Rodeado por el cerro Pelado, el Tafí y el Ñuñorco (su nombre
–”pecho de mujer”, en quechua– da una idea de la silueta),
el Embalse La Angostura es un punto de turismo juvenil elegido para practicar
deportes náuticos, navegar y pescar truchas y pejerreyes desde la costa
o embarcados. Ya se está, además, a las puertas del Parque de
los Menhires, que se extiende en las laderas de una colina a medio kilómetro
del Embalse: aquí hay 129 monumentos graníticos tallados por los
indios del valle, que estaban dispersos por toda la zona, pero en los años
‘80 fueron concentrados en este lugar. Aunque facilita el recorrido turístico,
sacar los menhires de sus emplazamientos originales es una barbaridad antropológica
irreparable. Al menos en señal de respeto hacia las culturas que habitaron
esta parte de Tucumán –la última lengua del imperio incaico–
hay que detenerse y apreciar los tallados, las cerámicas y otras manifestaciones
de una civilización ya desaparecida que se encuentran en el museo de
la Estancia Jesuítica de La Banda.
TAFI DEL VALLE Por lejanas que parezcan
hoy las resonancias, el nombre de Tafí del Valle –uno de los principales
centros turísticos del noroeste tucumano, aunque hace apenas 60 años
ni siquiera había caminos que la conectaran con la capital provincial–
es más que apropiado para este itinerario por los Valles Calchaquíes:
deriva de la palabra diaguita taktillakta, o “la entrada espléndida”,
un calificativo no exagerado ante la hermosura del lugar, que hoy ofrece excelentes
servicios turísticos y un clima ideal para visitarlo durante todo el
año. Desde Tafí del Valle parten las excursiones a caballo o en
todo terreno al Cerro El Pelado, que marca el comienzo –hacia el oeste–
del Valle de las Carreras. La cumbre ofrece una extensa vista por los alrededores,
sin obstáculos y bajo el ocasional vuelo de los cóndores; antes
hay otro buen punto panorámico en la Cruz del Cerro. El cerro Pabellón
es otra de las opciones para los amantes del trekking; el circuito dura unas
seis horas y también es la puerta a una vista espectacular del valle
y el Infiernillo.
Aquí, en pleno corazón de lo que fue una rica cultura indígena,
no se puede dejar de visitar el museo Estancia Jesuítica de La Banda,
fundada a principios del siglo XVIII en las afueras de Tafí del Valle.

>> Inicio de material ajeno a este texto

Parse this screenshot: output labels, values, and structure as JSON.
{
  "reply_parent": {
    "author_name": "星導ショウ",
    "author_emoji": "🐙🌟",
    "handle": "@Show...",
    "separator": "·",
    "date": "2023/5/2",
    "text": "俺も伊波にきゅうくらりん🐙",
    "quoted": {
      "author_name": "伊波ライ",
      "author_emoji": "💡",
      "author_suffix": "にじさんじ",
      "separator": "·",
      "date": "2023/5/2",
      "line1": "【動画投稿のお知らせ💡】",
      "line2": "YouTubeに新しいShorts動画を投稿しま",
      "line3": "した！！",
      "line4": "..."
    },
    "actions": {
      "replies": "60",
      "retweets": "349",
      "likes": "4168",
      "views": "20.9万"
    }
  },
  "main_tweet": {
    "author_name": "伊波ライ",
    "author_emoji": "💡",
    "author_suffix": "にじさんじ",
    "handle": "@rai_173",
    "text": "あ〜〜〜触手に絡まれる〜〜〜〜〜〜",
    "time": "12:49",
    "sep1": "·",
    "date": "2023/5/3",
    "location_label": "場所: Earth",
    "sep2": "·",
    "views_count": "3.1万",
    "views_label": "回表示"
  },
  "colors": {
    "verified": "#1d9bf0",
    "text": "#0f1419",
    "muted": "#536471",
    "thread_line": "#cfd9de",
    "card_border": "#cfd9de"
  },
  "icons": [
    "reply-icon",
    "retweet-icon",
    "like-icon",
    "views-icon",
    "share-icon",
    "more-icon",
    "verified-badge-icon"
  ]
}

Parte del museo está dedicado a la historia de la misión jesuítica
que funcionó en estas instalaciones, con Biblias y obras de arte religioso;
el resto está consagrado a los pueblos indígenas de los Valles
Calchaquíes. Después de la expulsión de los jesuitas, la
estancia fue rematada y sufrió varias modificaciones a lo largo de los
siglos para adaptarla a nuevos usos (fue, por ejemplo, lugar de veraneo de presidentes
y gobernadores tucumanos). La capilla, sin embargo, recuperó tras varias
restauraciones el aspecto de la fachada original. Como contraparte de la visita
a la estancia jesuítica, en las afueras de Tafí se puede ver el
Museo de Mitos y Leyendas Casa Duende, que refleja las muchas creencias de los
pueblos ancestrales (y no tanto) sobre dioses y seres protectores en la región.

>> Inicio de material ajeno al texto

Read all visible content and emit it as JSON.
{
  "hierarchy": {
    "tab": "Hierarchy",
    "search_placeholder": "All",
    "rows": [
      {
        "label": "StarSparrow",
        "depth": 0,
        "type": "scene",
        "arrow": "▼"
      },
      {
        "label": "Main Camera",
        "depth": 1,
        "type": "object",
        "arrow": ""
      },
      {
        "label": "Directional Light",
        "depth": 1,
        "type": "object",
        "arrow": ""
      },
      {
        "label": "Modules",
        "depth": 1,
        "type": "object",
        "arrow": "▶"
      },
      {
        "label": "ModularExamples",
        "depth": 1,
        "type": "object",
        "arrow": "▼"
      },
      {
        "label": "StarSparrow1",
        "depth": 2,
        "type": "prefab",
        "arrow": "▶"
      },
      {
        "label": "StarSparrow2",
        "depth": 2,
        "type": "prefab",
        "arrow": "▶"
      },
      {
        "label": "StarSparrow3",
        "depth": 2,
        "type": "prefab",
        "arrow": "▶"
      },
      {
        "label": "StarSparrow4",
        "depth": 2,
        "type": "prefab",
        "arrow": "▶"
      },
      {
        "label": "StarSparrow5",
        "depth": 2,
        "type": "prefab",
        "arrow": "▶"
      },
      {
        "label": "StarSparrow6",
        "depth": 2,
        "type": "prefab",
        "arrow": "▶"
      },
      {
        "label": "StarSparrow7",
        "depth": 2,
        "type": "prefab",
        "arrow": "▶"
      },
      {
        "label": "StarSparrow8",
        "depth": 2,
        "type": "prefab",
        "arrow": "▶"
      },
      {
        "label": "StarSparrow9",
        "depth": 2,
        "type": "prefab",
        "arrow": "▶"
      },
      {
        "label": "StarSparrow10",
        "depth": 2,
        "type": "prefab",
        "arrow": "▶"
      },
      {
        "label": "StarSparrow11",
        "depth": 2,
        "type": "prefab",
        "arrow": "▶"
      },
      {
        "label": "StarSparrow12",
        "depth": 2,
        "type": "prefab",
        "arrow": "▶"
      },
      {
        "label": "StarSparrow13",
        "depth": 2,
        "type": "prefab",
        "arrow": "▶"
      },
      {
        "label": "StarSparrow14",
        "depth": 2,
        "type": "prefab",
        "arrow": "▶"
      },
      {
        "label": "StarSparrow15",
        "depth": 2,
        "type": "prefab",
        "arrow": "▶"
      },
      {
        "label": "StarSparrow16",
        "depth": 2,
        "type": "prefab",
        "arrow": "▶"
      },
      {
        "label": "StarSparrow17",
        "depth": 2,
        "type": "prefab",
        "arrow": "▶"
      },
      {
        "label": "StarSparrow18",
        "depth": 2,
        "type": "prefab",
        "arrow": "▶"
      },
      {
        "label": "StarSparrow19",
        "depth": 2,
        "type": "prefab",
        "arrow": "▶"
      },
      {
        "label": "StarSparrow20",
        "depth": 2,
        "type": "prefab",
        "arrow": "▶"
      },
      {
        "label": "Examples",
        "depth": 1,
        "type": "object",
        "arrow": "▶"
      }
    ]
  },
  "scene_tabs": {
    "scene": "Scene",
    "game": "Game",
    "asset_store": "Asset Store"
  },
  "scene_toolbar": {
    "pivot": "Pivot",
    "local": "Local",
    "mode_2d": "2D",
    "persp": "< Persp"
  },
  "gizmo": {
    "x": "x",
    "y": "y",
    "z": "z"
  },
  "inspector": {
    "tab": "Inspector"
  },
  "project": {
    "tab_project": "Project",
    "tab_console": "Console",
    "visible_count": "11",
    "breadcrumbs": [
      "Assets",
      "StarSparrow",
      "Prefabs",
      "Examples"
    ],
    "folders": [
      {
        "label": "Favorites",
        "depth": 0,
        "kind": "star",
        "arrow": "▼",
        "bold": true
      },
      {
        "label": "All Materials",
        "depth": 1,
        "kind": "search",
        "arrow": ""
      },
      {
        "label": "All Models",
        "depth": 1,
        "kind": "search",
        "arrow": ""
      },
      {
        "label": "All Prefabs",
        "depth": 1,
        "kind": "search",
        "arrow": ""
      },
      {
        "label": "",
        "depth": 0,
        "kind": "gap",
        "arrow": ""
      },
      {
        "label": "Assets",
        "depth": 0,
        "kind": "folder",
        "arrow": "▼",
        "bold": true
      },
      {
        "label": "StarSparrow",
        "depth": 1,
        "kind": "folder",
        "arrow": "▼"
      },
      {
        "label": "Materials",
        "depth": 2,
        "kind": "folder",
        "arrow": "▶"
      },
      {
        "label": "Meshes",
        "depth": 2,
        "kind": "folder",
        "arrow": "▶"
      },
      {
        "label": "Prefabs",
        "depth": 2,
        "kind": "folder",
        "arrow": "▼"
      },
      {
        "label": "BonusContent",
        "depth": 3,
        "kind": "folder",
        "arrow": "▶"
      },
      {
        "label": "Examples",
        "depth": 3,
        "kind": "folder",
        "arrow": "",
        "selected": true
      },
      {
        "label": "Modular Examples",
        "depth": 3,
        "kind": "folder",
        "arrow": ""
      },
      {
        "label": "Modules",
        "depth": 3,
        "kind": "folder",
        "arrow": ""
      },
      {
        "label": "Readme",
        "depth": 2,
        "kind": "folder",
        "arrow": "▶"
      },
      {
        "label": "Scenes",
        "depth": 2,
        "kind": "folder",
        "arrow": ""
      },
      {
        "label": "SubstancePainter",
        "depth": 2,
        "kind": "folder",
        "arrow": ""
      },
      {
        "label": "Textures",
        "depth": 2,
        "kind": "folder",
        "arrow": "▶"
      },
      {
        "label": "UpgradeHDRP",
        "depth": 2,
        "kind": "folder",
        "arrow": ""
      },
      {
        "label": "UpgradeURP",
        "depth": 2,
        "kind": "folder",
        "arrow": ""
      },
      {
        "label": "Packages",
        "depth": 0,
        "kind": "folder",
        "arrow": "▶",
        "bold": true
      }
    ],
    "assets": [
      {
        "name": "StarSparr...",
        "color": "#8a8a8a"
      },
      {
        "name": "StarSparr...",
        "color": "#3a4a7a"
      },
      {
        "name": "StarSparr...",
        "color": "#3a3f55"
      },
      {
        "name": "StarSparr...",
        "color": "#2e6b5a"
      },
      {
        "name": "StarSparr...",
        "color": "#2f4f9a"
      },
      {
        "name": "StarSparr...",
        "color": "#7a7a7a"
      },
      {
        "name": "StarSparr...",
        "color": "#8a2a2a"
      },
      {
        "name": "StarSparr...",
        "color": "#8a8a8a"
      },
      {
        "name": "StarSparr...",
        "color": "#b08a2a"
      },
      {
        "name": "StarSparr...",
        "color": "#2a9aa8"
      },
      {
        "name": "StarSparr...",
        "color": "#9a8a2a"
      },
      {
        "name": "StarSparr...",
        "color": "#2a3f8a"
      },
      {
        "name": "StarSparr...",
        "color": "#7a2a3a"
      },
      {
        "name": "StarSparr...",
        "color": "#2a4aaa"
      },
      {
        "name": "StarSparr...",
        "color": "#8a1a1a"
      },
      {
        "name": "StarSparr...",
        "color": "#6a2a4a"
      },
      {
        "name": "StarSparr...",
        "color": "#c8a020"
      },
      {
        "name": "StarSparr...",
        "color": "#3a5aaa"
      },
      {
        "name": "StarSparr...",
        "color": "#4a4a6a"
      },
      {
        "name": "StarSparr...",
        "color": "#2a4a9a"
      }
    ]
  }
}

En febrero, Tafí del Valle y El Mollar –una localidad cercana al
Embalse La Angostura, preferida de los turistas más jóvenes y
punto de partida de cabalgatas, trekkings y otros paseos por la zona–
son centro de dos fiestas que reúnen a numerosos
turistas ávidos de probar las especialidades locales: del 19 al 23, se
organiza la Fiesta Nacional del Queso (hay un pre-festival el fin de semana
inmediatamente anterior) en Tafí, y el 7 la Fiesta de la Verdura en El
Mollar, una cita heredada del rito mediante el cual los indígenas agradecían
a la tierra cada año los frutos de la cosecha.
RUMBO A LAS RUINAS DE QUILMES Todo Tucumán
es una tentación dulce, como corresponde en la provincia de la caña
de azúcar. Pero lo es sobre todo en las afueras de Tafí del Valle,
donde el barrio La Quebradita es famoso por sus especialidades artesanales,
cuyas fábricas pueden visitarse para conocer el proceso de elaboración
de los alfajores de dulce de leche, los ñuñorquitos y los gaznates.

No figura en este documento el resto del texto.